Building Lasting Connections: The Art of Brand Equity Unpacked by the Experts

In today’s increasingly globalised and hyper-competitive marketplace, it’s difficult to overstate the importance of a strong brand

In today’s increasingly globalised and hyper-competitive marketplace, it’s difficult to overstate the importance of a strong brand.

We all know that brand equity is the value that a company derives from having a recognisable brand with a strong reputation. We should all know, too, that brand equity gives consumers a reason to choose one product or service over another, even when they might be able to get what they want for less from a competitor.

On my podcast, The Lead Creative, I have thought-provoking conversations with great minds behind some of the leading brands, businesses, organisations and top ideas we all love. I’ve spoken about brand equity with Ivan Moroke, CEO of Kantar South Africa, Refilwe Maluleke, CSO of TBWA South Africa and MD of Yellowwood, and Sechaba Khoaele, ECD of Six Finga. These are some of the insights they shared.

Difference makes the difference

Ivan Moroke says that brand equity is built on three elements: salience, which is how quickly a brand comes to mind when making a choice; meaningfulness, which is how well the brand meets consumers’ functional and emotional needs; and difference, which is the extent to which brands are seen to offer something that others don’t.

“All of these are important, but research from across the world shows the importance of difference, which is unsurprising in an age of so much parity,” he says. “South African brands tend to perform stronger on salience and meaningfulness, but we’re a bit weaker on difference. The companies that get this right are noticeable – look at Woolworths, FNB or Nando’s, for example.”

Moroke adds that brands need to be seen to offer value, but that doesn’t necessarily just mean of the functional sort. “Sometimes emotional value is just as important, especially in times like these when things are so hard. We need to remember that consumers are human beings who connect with brands on an emotional level.”

Communicating value

Refilwe Maluleke agrees, emphasising that even if you objectively offer great emotional and functional value, you must also ensure that value is crystal-clear to the customer. “That’s a journey; you need to communicate that for a long time.”
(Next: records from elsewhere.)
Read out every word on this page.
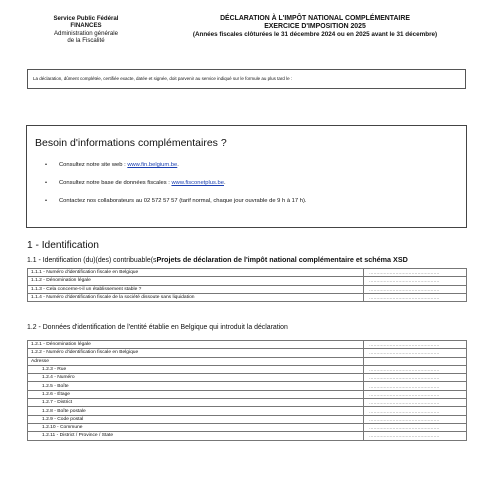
Service Public Fédéral
FINANCES
Administration générale
de la Fiscalité
DÉCLARATION À L'IMPÔT NATIONAL COMPLÉMENTAIRE
EXERCICE D'IMPOSITION 2025
(Années fiscales clôturées le 31 décembre 2024 ou en 2025 avant le 31 décembre)
La déclaration, dûment complétée, certifiée exacte, datée et signée, doit parvenir au service indiqué sur le formule au plus tard le :
Besoin d'informations complémentaires ?
• Consultez notre site web : www.fin.belgium.be.
• Consultez notre base de données fiscales : www.fisconetplus.be.
• Contactez nos collaborateurs au 02 572 57 57 (tarif normal, chaque jour ouvrable de 9 h à 17 h).
1 - Identification
1.1 - Identification (du)(des) contribuable(sProjets de déclaration de l'impôt national complémentaire et schéma XSD
1.1.1 - Numéro d'identification fiscale en Belgique	…………………………………………
1.1.2 - Dénomination légale	…………………………………………
1.1.3 - Cela concerne-t-il un établissement stable ?	…………………………………………
1.1.4 - Numéro d'identification fiscale de la société dissoute sans liquidation	…………………………………………
1.2 - Données d'identification de l'entité établie en Belgique qui introduit la déclaration
1.2.1 - Dénomination légale	…………………………………………
1.2.2 - Numéro d'identification fiscale en Belgique	…………………………………………
Adresse	
1.2.3 - Rue	…………………………………………
1.2.4 - Numéro	…………………………………………
1.2.5 - Boîte	…………………………………………
1.2.6 - Étage	…………………………………………
1.2.7 - District	…………………………………………
1.2.8 - Boîte postale	…………………………………………
1.2.9 - Code postal	…………………………………………
1.2.10 - Commune	…………………………………………
1.2.11 - District / Province / State	…………………………………………
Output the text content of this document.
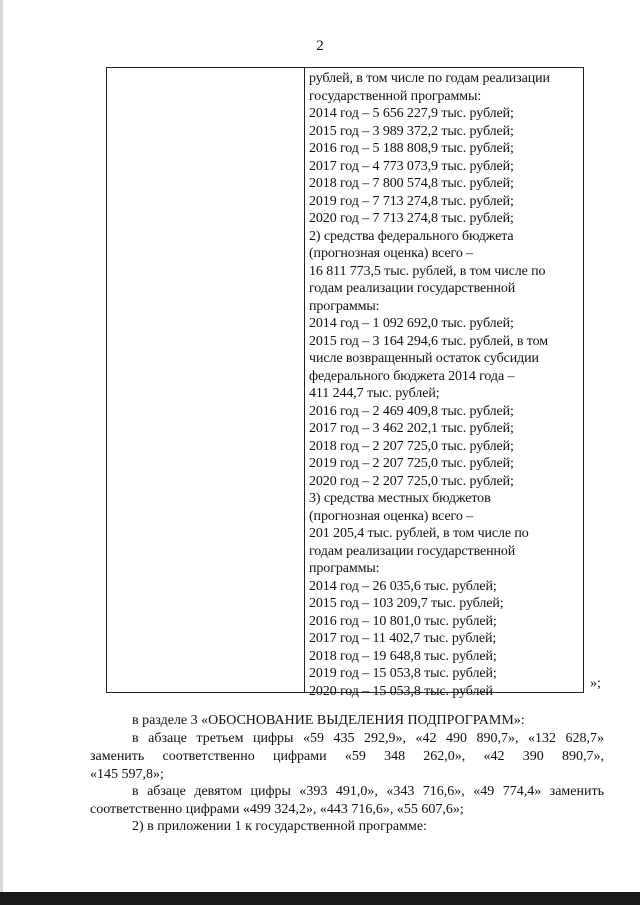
2
рублей, в том числе по годам реализации
государственной программы:
2014 год – 5 656 227,9 тыс. рублей;
2015 год – 3 989 372,2 тыс. рублей;
2016 год – 5 188 808,9 тыс. рублей;
2017 год – 4 773 073,9 тыс. рублей;
2018 год – 7 800 574,8 тыс. рублей;
2019 год – 7 713 274,8 тыс. рублей;
2020 год – 7 713 274,8 тыс. рублей;
2) средства федерального бюджета
(прогнозная оценка) всего –
16 811 773,5 тыс. рублей, в том числе по
годам реализации государственной
программы:
2014 год – 1 092 692,0 тыс. рублей;
2015 год – 3 164 294,6 тыс. рублей, в том
числе возвращенный остаток субсидии
федерального бюджета 2014 года –
411 244,7 тыс. рублей;
2016 год – 2 469 409,8 тыс. рублей;
2017 год – 3 462 202,1 тыс. рублей;
2018 год – 2 207 725,0 тыс. рублей;
2019 год – 2 207 725,0 тыс. рублей;
2020 год – 2 207 725,0 тыс. рублей;
3) средства местных бюджетов
(прогнозная оценка) всего –
201 205,4 тыс. рублей, в том числе по
годам реализации государственной
программы:
2014 год – 26 035,6 тыс. рублей;
2015 год – 103 209,7 тыс. рублей;
2016 год – 10 801,0 тыс. рублей;
2017 год – 11 402,7 тыс. рублей;
2018 год – 19 648,8 тыс. рублей;
2019 год – 15 053,8 тыс. рублей;
2020 год – 15 053,8 тыс. рублей	»;

в разделе 3 «ОБОСНОВАНИЕ ВЫДЕЛЕНИЯ ПОДПРОГРАММ»:

в абзаце третьем цифры «59 435 292,9», «42 490 890,7», «132 628,7»

заменить соответственно цифрами «59 348 262,0», «42 390 890,7»,

«145 597,8»;

в абзаце девятом цифры «393 491,0», «343 716,6», «49 774,4» заменить

соответственно цифрами «499 324,2», «443 716,6», «55 607,6»;

2) в приложении 1 к государственной программе:
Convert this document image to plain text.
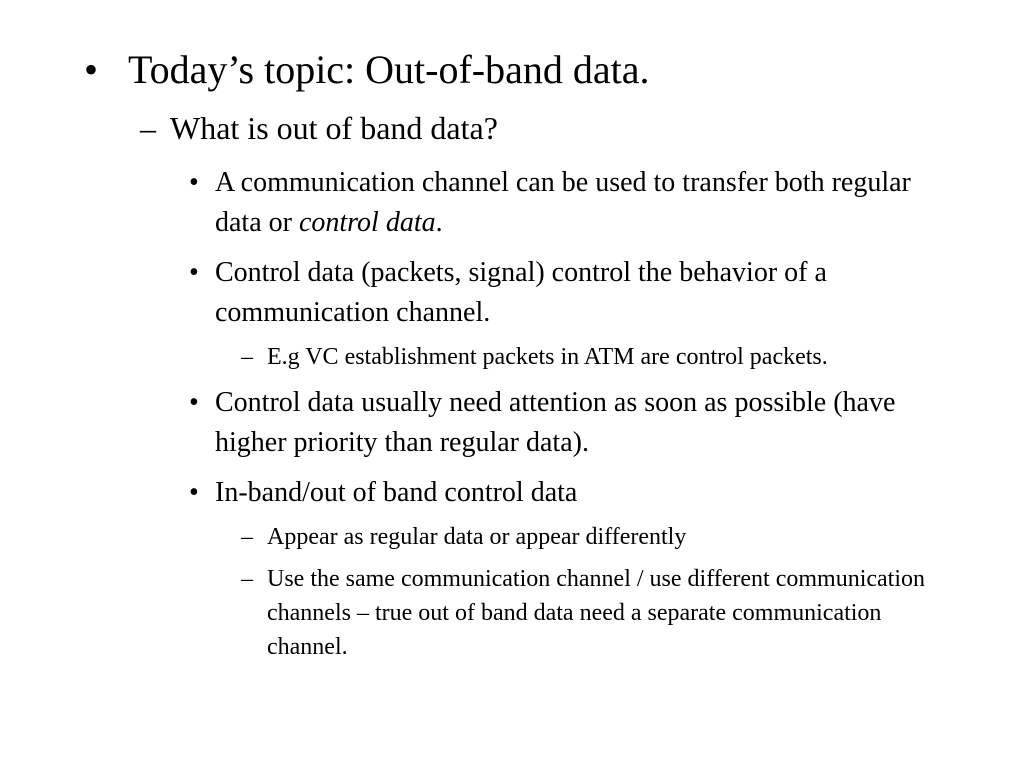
• Today’s topic: Out-of-band data.
– What is out of band data?
• A communication channel can be used to transfer both regular data or control data.
• Control data (packets, signal) control the behavior of a communication channel.
– E.g VC establishment packets in ATM are control packets.
• Control data usually need attention as soon as possible (have higher priority than regular data).
• In-band/out of band control data
– Appear as regular data or appear differently
– Use the same communication channel / use different communication channels – true out of band data need a separate communication channel.
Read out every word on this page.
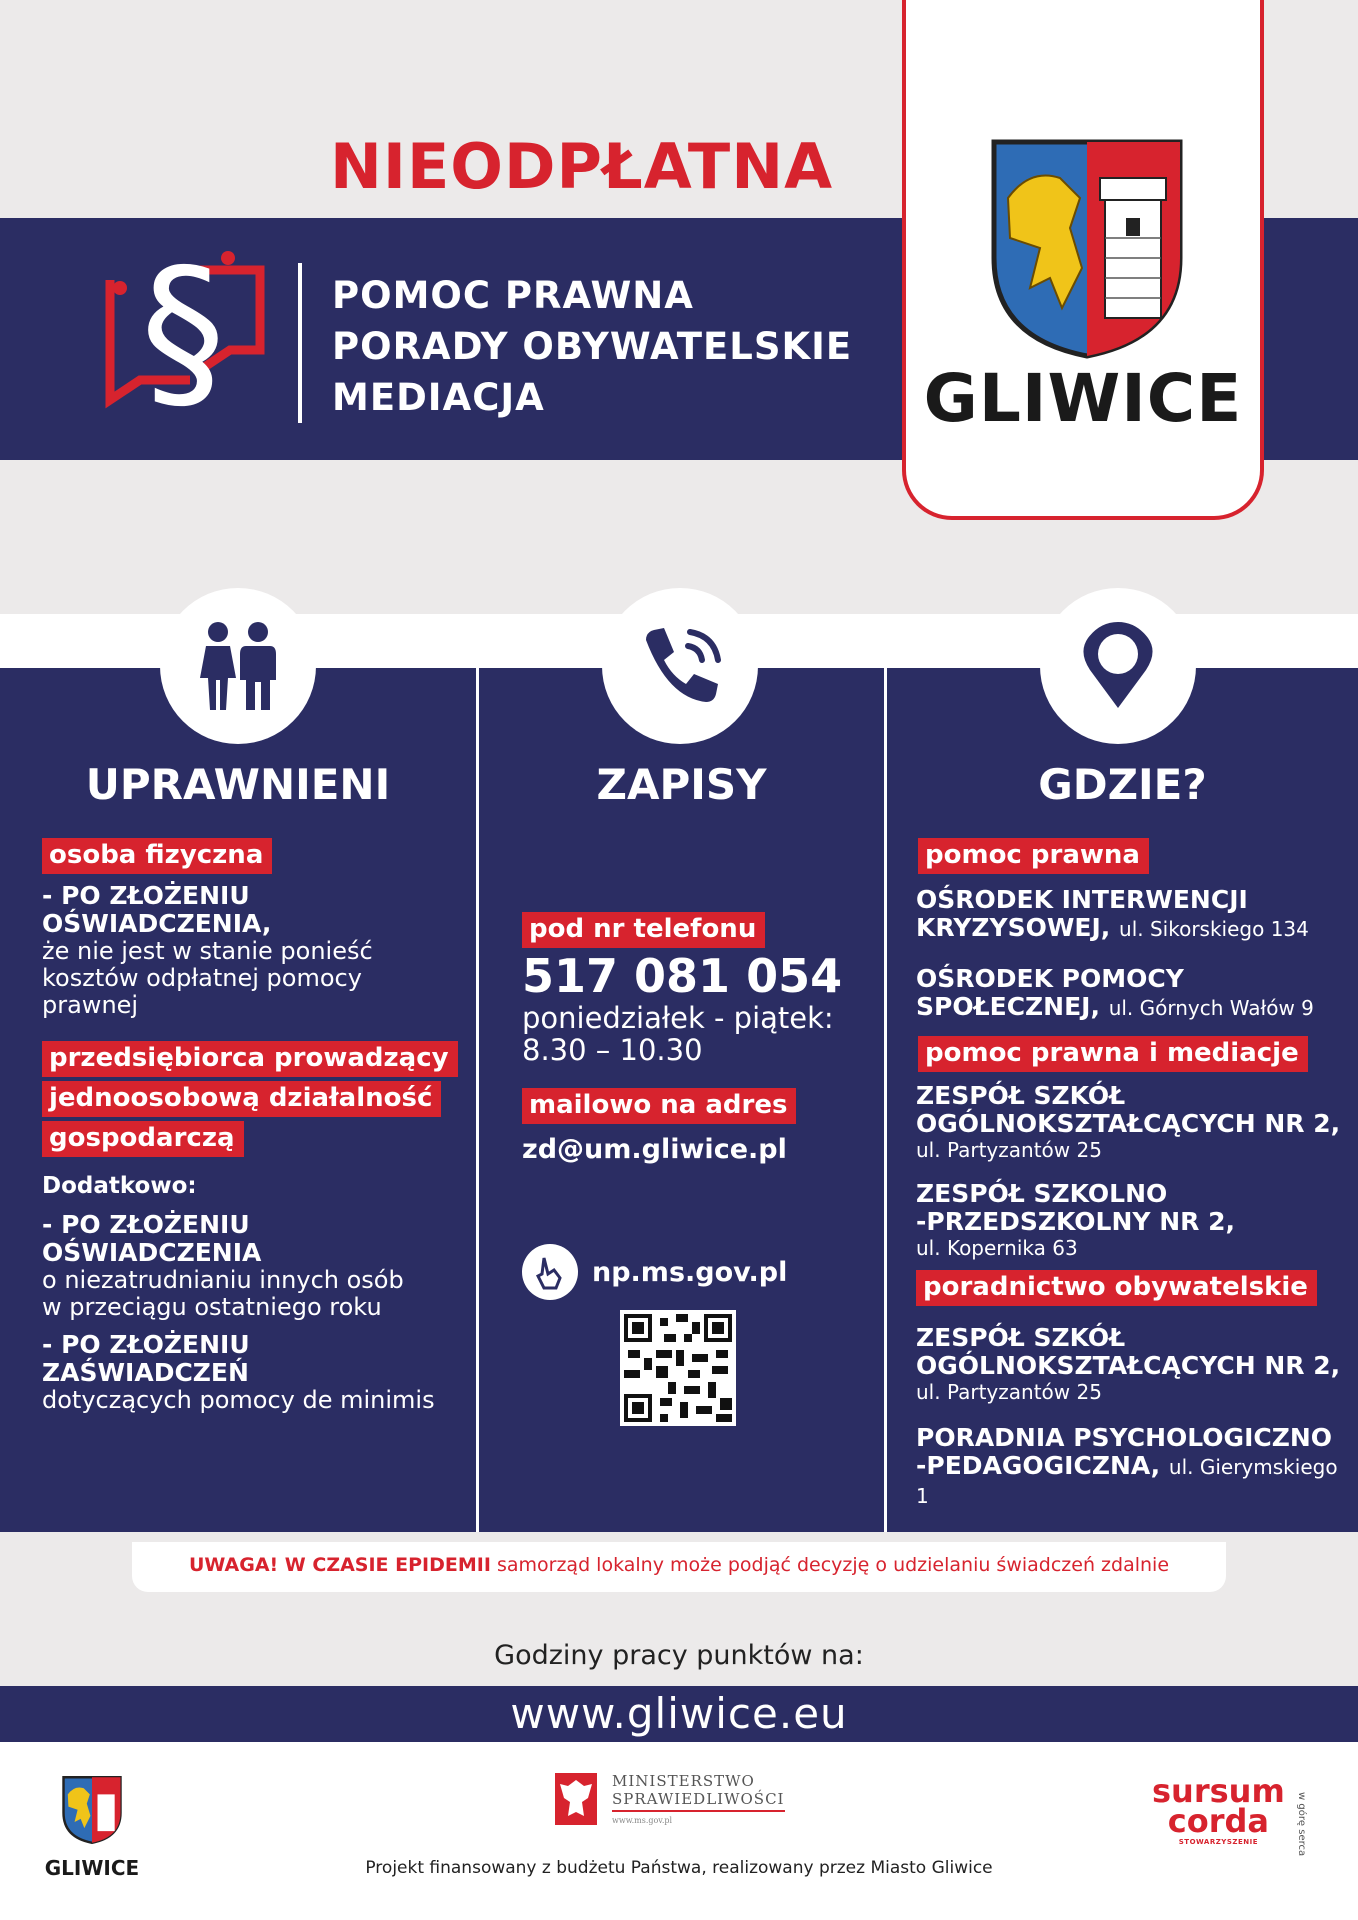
NIEODPŁATNA
§	POMOC PRAWNA
PORADY OBYWATELSKIE
MEDIACJA	GLIWICE
UPRAWNIENI	ZAPISY	GDZIE?
osoba fizyczna
- PO ZŁOŻENIU OŚWIADCZENIA,
że nie jest w stanie ponieść
kosztów odpłatnej pomocy
prawnej
przedsiębiorca prowadzący
jednoosobową działalność
gospodarczą
Dodatkowo:
- PO ZŁOŻENIU OŚWIADCZENIA
o niezatrudnianiu innych osób
w przeciągu ostatniego roku
- PO ZŁOŻENIU ZAŚWIADCZEŃ
dotyczących pomocy de minimis
pod nr telefonu
517 081 054
poniedziałek - piątek:
8.30 – 10.30
mailowo na adres
zd@um.gliwice.pl
np.ms.gov.pl
pomoc prawna
OŚRODEK INTERWENCJI
KRYZYSOWEJ, ul. Sikorskiego 134
OŚRODEK POMOCY
SPOŁECZNEJ, ul. Górnych Wałów 9
pomoc prawna i mediacje
ZESPÓŁ SZKÓŁ
OGÓLNOKSZTAŁCĄCYCH NR 2,
ul. Partyzantów 25
ZESPÓŁ SZKOLNO
-PRZEDSZKOLNY NR 2,
ul. Kopernika 63
poradnictwo obywatelskie
ZESPÓŁ SZKÓŁ
OGÓLNOKSZTAŁCĄCYCH NR 2,
ul. Partyzantów 25
PORADNIA PSYCHOLOGICZNO
-PEDAGOGICZNA, ul. Gierymskiego 1
UWAGA! W CZASIE EPIDEMII samorząd lokalny może podjąć decyzję o udzielaniu świadczeń zdalnie
Godziny pracy punktów na:
www.gliwice.eu
GLIWICE
MINISTERSTWO
SPRAWIEDLIWOŚCI
www.ms.gov.pl
sursum
corda
STOWARZYSZENIE	w górę serca
Projekt finansowany z budżetu Państwa, realizowany przez Miasto Gliwice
A fundamental way to communicate that value as a brand is to say things that are relevant to and connect with your audience. Maluleke cites insurance brand PPS as one that gets this right. “They have a small audience – doctors, lawyers, accountants and the like – so they don’t communicate as much as other, larger insurers. But they published an interactive documentary called Finding the Forgotten Graduate, which I must’ve watched eight times already. It’s beautiful and profound, and it speaks to me. That’s how you stand out: not just by spending the most money, but by having something to say that people care about.”

Brands need to identify their moral compasses and align themselves appropriately with relevant issues, such as inclusivity, says Maluleke, giving the example of Nike’s campaign with footballer Colin Kaepernick in the wake of him taking the knee during the national anthem. “The initial response was terrible, and the stock price plummeted, but then it quickly turned around, with consumers buying into it and celebrities endorsing Nike taking a stand. And you see that difference in the business results – the share price doubled and has stayed high ever since.”

Finding cultural relevance

Cultural relevance is another key element of brand equity. Khoaele gives the example of Bathu, a young brand that has stood out as distinctive in a market dominated by international brands. “Bathu’s aesthetics are unforgettable, but when you look at the story behind the brand, it was created by someone with whom the target audience can identify. That person knows their struggles, their environment, their heritage. Even the name – slang for “shoe” – is on point. It’s an important illustration of how brands can be culturally relevant and speak to the hearts of their target audience.”

To do so, brands need to understand their audiences intimately. “There are agencies that do real, on-the-ground market research, sending out researchers to experience a day in the life of their target consumer. You need to understand the space that your audience is in and play in that space, be visible in that space, use the language of that space.”

How can brands and agencies get this right, particularly in a noisy world where people are increasingly switching off to advertising? Ultimately, Khoaele believes it comes back to people. “Hire the right people. It’s people who come up with ideas, write strategies and put their heads together to solve problems. Put the right people in the right positions to grow your brands, and you will never go wrong.”

Not everyone will want what you’re selling, but for sure, a brand should want those who do want what they’re offering, to love and support them—to develop an enduring relationship. This can only be achieved through brand equity. The message is clear: it doesn’t matter how you do it, but for true business success and sustainability, it’s incumbent on marketers and brands to create emotional attachments with their customers.